I’m not necessarily opposed to this idea, but I would certainly interpret the push here as further evidence of academic philosophy’s problem with provincialism. What do you do with e.g. Buddhist philosophy, or (as in the article linked to here recently) classical Chinese philosophy?

The idea that philosophy is even in principle separable from theology is an artifact of the “Enlightenment” discourse of secularism. That doesn’t mean philosophy, theology, and religious studies are all doing the same thing, but it does mean that the division needs to be justified and explained, coherently and consistently.

Justin Kalef
Justin Kalef
Reply to  the Onion Man
8 years ago

The idea that politics is even in principle separable from monarchy and state religion is also an artifact of the Enlightenment, but there as in philosophy the reasons for making that separation should probably be clear enough.

As for what the separation consists in, here’s a first stab. Theology begins with certain unquestioned religious assumptions as fundamental and draws out their consequences. Philosophy, insofar as it addresses religious questions, begins by questioning the assumptions theologians get to take for granted and concerns itself only with what can be established without the benefit of controversial religious presumptions. And religious studies is an umbrella term that also and chiefly includes questions of which people believe which religious things and engage in which practices, how these sociological trends arise, and what practical consequences are likely to follow from them.

the Onion Man
the Onion Man
Reply to  Justin Kalef
8 years ago

Who says state religion is separable from politics?
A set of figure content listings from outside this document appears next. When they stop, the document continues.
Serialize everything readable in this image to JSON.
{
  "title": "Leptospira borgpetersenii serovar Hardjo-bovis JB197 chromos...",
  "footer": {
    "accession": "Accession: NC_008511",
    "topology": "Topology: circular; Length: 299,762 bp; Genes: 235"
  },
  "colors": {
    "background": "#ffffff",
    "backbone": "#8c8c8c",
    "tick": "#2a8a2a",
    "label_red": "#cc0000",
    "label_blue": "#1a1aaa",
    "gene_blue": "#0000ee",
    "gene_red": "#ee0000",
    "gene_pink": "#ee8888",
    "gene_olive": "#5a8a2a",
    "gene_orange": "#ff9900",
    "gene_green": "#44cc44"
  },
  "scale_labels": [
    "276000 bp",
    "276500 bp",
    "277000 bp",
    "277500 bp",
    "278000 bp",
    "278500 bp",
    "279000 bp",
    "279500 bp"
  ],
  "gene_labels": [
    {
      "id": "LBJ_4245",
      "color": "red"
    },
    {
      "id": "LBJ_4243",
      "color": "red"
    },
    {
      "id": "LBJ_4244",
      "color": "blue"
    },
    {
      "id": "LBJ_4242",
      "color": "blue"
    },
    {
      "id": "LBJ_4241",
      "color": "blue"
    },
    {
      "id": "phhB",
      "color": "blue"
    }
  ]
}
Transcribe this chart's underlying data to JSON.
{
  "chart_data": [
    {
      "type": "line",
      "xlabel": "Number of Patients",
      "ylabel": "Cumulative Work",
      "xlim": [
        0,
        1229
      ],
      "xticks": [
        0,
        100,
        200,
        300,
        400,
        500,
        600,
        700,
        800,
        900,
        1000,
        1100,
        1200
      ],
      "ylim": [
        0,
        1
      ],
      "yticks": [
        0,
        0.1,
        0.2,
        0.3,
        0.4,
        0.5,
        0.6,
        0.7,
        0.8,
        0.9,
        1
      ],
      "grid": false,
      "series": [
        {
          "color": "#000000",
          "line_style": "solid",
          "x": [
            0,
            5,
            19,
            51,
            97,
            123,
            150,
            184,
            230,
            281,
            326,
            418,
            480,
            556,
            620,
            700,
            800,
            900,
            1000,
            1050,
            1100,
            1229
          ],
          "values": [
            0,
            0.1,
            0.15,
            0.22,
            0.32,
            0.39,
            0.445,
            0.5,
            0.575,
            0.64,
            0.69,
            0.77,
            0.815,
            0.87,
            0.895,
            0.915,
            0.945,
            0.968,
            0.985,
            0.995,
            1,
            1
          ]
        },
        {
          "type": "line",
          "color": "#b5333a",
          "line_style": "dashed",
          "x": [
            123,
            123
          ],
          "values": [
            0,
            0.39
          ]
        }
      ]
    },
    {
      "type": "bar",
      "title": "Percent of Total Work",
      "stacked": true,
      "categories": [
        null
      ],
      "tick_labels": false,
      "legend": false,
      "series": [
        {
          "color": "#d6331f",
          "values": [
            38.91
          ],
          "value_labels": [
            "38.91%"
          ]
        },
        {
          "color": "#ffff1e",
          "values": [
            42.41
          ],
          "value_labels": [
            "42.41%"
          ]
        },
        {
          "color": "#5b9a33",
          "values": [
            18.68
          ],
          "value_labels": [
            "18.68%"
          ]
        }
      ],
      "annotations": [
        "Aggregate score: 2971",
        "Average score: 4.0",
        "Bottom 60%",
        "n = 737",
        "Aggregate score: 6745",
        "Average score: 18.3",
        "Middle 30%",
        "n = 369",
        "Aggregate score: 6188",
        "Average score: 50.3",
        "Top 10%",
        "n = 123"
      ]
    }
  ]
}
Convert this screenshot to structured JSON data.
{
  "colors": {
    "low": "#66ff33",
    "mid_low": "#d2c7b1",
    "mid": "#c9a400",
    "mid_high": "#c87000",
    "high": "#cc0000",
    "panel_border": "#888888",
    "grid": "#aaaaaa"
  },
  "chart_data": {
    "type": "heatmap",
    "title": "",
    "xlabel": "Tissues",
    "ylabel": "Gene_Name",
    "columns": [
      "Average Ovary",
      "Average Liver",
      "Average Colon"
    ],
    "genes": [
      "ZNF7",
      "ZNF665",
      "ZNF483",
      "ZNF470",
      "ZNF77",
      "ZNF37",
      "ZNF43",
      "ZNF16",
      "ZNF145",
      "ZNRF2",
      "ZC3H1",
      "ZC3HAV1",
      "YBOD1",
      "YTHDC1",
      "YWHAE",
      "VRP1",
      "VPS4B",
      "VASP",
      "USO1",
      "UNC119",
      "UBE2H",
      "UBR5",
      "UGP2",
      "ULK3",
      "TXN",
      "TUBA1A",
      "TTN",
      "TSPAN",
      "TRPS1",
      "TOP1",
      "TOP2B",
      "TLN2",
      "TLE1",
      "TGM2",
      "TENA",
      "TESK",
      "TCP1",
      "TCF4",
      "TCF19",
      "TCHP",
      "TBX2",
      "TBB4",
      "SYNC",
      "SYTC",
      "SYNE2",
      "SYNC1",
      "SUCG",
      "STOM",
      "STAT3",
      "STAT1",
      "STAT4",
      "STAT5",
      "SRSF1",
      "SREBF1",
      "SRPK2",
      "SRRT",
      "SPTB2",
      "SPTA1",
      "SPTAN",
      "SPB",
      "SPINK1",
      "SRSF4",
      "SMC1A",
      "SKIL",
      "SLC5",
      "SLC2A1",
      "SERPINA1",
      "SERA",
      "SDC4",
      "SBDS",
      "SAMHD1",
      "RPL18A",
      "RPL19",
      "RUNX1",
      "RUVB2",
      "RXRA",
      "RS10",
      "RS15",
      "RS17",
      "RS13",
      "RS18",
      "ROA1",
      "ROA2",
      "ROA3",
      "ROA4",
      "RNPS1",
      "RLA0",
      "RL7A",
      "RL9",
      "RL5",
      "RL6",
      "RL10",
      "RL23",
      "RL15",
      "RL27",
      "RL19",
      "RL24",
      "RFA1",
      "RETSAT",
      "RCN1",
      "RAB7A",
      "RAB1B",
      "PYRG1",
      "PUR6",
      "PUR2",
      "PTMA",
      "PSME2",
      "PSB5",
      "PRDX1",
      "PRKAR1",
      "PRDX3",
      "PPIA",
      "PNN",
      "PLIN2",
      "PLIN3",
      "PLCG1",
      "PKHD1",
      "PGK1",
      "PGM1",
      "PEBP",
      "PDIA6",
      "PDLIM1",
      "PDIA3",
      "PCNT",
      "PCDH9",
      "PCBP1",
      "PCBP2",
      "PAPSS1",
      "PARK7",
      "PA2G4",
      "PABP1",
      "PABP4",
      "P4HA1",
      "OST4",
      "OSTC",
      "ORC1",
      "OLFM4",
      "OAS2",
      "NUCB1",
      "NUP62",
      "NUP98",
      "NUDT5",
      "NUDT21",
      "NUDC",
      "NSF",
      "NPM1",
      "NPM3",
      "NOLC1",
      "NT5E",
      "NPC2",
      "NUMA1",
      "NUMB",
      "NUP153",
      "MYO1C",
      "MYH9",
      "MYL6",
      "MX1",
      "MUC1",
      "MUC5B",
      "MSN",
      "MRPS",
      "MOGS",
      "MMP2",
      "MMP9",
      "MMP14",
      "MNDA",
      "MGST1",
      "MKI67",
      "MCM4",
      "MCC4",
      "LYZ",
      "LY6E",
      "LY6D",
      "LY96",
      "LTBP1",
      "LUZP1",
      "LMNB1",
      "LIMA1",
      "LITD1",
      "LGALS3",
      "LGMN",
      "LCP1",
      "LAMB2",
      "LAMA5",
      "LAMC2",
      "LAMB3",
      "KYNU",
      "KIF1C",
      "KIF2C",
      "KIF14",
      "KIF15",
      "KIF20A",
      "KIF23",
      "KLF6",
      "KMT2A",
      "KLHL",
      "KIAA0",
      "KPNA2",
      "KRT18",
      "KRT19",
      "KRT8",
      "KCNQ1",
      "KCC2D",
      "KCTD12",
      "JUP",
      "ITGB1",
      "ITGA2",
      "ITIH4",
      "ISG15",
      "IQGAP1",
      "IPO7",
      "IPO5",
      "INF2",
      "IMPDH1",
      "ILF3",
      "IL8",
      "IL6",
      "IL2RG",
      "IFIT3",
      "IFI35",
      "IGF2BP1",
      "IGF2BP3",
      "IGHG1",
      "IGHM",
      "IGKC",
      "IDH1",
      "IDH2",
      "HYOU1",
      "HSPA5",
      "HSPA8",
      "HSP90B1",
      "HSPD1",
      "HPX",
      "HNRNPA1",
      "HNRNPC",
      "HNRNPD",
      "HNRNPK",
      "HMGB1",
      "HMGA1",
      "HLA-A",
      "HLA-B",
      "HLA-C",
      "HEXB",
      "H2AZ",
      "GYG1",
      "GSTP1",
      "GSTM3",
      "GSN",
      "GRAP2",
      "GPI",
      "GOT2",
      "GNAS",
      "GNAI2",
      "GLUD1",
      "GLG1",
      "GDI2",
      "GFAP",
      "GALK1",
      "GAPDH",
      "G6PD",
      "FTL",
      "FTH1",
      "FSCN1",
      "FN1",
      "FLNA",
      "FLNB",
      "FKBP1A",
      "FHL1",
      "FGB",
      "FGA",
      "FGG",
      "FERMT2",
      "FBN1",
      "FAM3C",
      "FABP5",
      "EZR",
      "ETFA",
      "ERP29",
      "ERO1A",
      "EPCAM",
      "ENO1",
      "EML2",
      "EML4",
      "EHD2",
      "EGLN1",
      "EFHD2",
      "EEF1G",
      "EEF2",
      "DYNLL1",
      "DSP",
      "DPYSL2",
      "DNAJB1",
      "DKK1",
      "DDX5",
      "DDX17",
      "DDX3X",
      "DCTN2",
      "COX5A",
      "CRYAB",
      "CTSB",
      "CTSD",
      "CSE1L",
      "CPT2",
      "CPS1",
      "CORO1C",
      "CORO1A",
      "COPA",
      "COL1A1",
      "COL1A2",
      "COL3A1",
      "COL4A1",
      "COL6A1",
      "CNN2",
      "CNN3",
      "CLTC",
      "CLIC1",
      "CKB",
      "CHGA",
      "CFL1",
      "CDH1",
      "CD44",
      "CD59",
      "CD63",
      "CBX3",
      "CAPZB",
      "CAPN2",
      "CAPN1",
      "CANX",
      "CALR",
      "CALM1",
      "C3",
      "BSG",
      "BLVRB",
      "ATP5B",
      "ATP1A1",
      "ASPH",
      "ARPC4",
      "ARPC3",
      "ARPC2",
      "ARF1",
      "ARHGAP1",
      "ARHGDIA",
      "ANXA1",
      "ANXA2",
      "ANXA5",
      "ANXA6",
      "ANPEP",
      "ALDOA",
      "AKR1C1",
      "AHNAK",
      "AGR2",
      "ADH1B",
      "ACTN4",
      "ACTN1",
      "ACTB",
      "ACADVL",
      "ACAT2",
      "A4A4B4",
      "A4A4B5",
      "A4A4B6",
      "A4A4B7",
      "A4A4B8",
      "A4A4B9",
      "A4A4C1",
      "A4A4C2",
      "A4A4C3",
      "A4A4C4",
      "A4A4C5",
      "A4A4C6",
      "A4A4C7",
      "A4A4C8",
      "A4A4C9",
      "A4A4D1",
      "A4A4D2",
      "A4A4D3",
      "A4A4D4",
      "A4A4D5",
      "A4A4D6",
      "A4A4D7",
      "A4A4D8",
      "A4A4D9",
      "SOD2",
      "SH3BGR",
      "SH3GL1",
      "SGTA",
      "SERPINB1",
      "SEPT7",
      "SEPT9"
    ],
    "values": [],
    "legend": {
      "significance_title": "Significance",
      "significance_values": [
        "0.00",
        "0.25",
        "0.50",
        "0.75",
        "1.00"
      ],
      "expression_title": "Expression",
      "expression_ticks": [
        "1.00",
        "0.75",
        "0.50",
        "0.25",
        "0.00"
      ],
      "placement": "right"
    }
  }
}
You may not like or agree with the idea that the de facto state religion of the United States is a form of secularism–you may take issue with the idea that “Enlightenment”-style secular liberalism is properly speaking a religion at all–but these are not seriously contested propositions within the field of Religious Studies.

More generally, the word “religion” is doing a lot of unexamined work in your response. The very idea of a universal category of “religion” is inseparable from the particular history of Christianity, especially Protestant Christianity. (See J.Z. Smith, “Religion, Religions, Religious”). So no, I don’t accept your definitions or categories at all. In fact I would point to them as examples of the kind of minimally-informed provincial thinking all too characteristic of philosophers when they brush up against theology or religious studies.